Do Fleas Have Wings?

Do Fleas Have Wings?

Some people ask, “Do fleas have wings?” The answer is no. Fleas lack wings because they are parasitic. Fleas have been parasitizing mammals for 60 million years. They lost their wings when they became resident parasites, but they retained many of the structures of flying insects, including the hinge ligament of a wing. They also have a protein called resillin, which stores energy for leaps.

Some insects look similar to fleas but do not have wings. Examples of such insects include: cigarette beetles, black carpet beetles, and flour beetles. Some people also confuse fleas with drugstore beetles, which do have wings. Another type of insect that resembles fleas but does not have wings are “mites,” which are small arthropods related to ticks and fleas. They feed on grains and can cause itching and rashes in animals.

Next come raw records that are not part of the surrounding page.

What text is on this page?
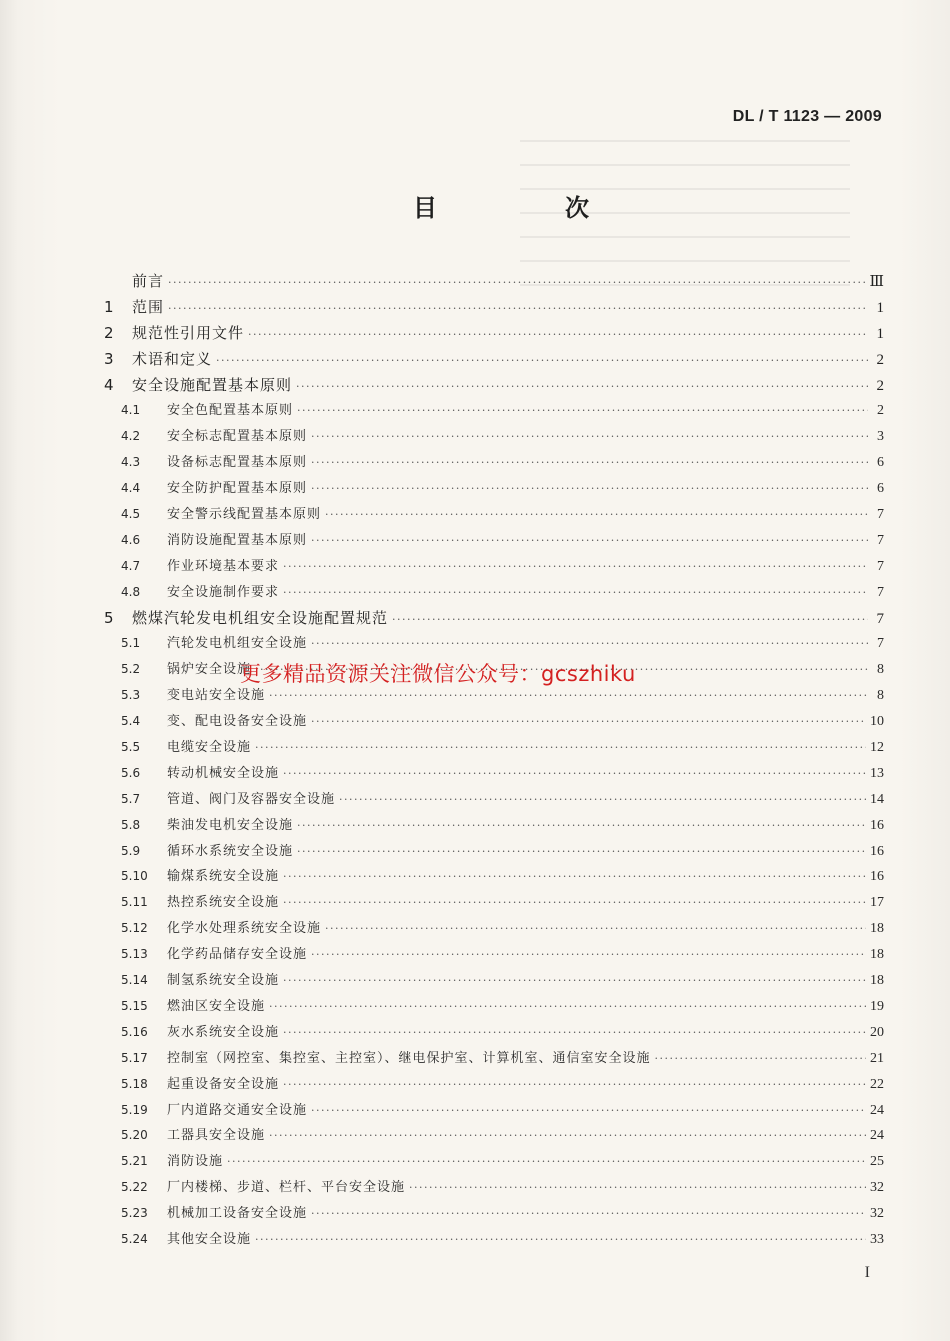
DL / T 1123 — 2009
目　次
前言 ·····	Ⅲ
1	范围 ·····	1
2	规范性引用文件 ·····	1
3	术语和定义 ·····	2
4	安全设施配置基本原则 ·····	2
4.1	安全色配置基本原则 ·····	2
4.2	安全标志配置基本原则 ·····	3
4.3	设备标志配置基本原则 ·····	6
4.4	安全防护配置基本原则 ·····	6
4.5	安全警示线配置基本原则 ·····	7
4.6	消防设施配置基本原则 ·····	7
4.7	作业环境基本要求 ·····	7
4.8	安全设施制作要求 ·····	7
5	燃煤汽轮发电机组安全设施配置规范 ·····	7
5.1	汽轮发电机组安全设施 ·····	7
5.2	锅炉安全设施 ·····	8
5.3	变电站安全设施 ·····	8
5.4	变、配电设备安全设施 ·····	10
5.5	电缆安全设施 ·····	12
5.6	转动机械安全设施 ·····	13
5.7	管道、阀门及容器安全设施 ·····	14
5.8	柴油发电机安全设施 ·····	16
5.9	循环水系统安全设施 ·····	16
5.10	输煤系统安全设施 ·····	16
5.11	热控系统安全设施 ·····	17
5.12	化学水处理系统安全设施 ·····	18
5.13	化学药品储存安全设施 ·····	18
5.14	制氢系统安全设施 ·····	18
5.15	燃油区安全设施 ·····	19
5.16	灰水系统安全设施 ·····	20
5.17	控制室（网控室、集控室、主控室）、继电保护室、计算机室、通信室安全设施 ·····	21
5.18	起重设备安全设施 ·····	22
5.19	厂内道路交通安全设施 ·····	24
5.20	工器具安全设施 ·····	24
5.21	消防设施 ·····	25
5.22	厂内楼梯、步道、栏杆、平台安全设施 ·····	32
5.23	机械加工设备安全设施 ·····	32
5.24	其他安全设施 ·····	33
更多精品资源关注微信公众号：gcszhiku
I
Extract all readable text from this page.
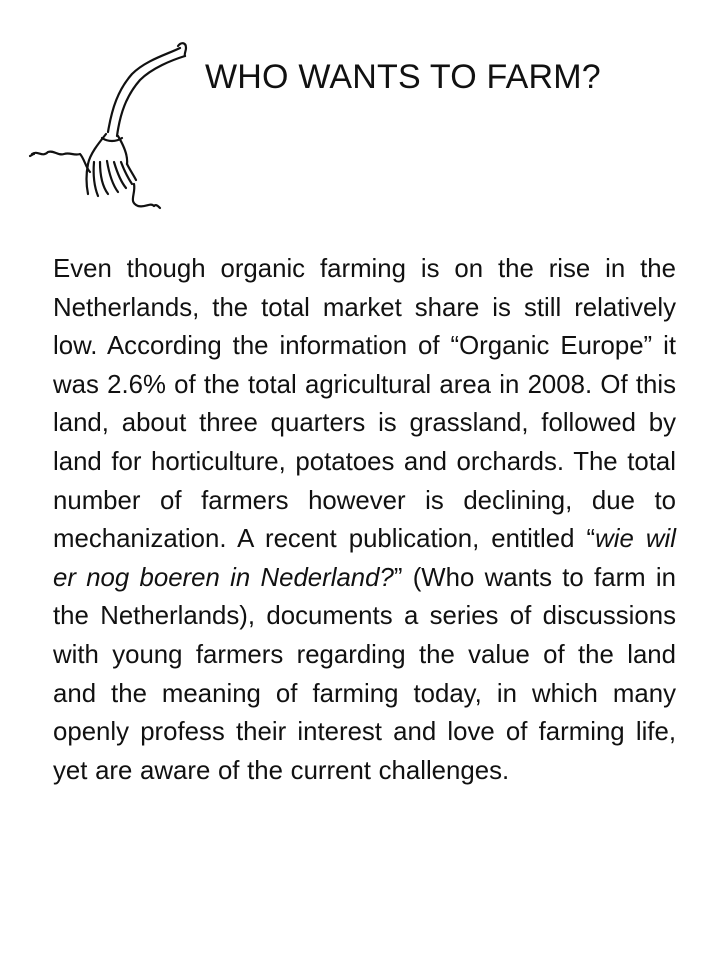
WHO WANTS TO FARM?

Even though organic farming is on the rise in the Netherlands, the total market share is still relatively low. According the information of “Organic Europe” it was 2.6% of the total agricultural area in 2008. Of this land, about three quarters is grassland, followed by land for horticulture, potatoes and orchards. The total number of farmers however is declining, due to mechanization. A recent publication, entitled “wie wil er nog boeren in Nederland?” (Who wants to farm in the Netherlands), documents a series of discussions with young farmers regarding the value of the land and the meaning of farming today, in which many openly profess their interest and love of farming life, yet are aware of the current challenges.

Fleas lack wings but they have special bodily structures that allow them to jump higher and jump farther than most flightless insects. Their legs are made of four segments, the coxa, the femur, and the tibia. They can jump eight to thirteen inches, but their wings are not needed to fly.

Despite their small size, fleas can jump up to seven inches vertically. That’s the equivalent of a six-foot-tall man leaping over the Eiffel Tower. In fact, they can jump up to one hundred times their own length!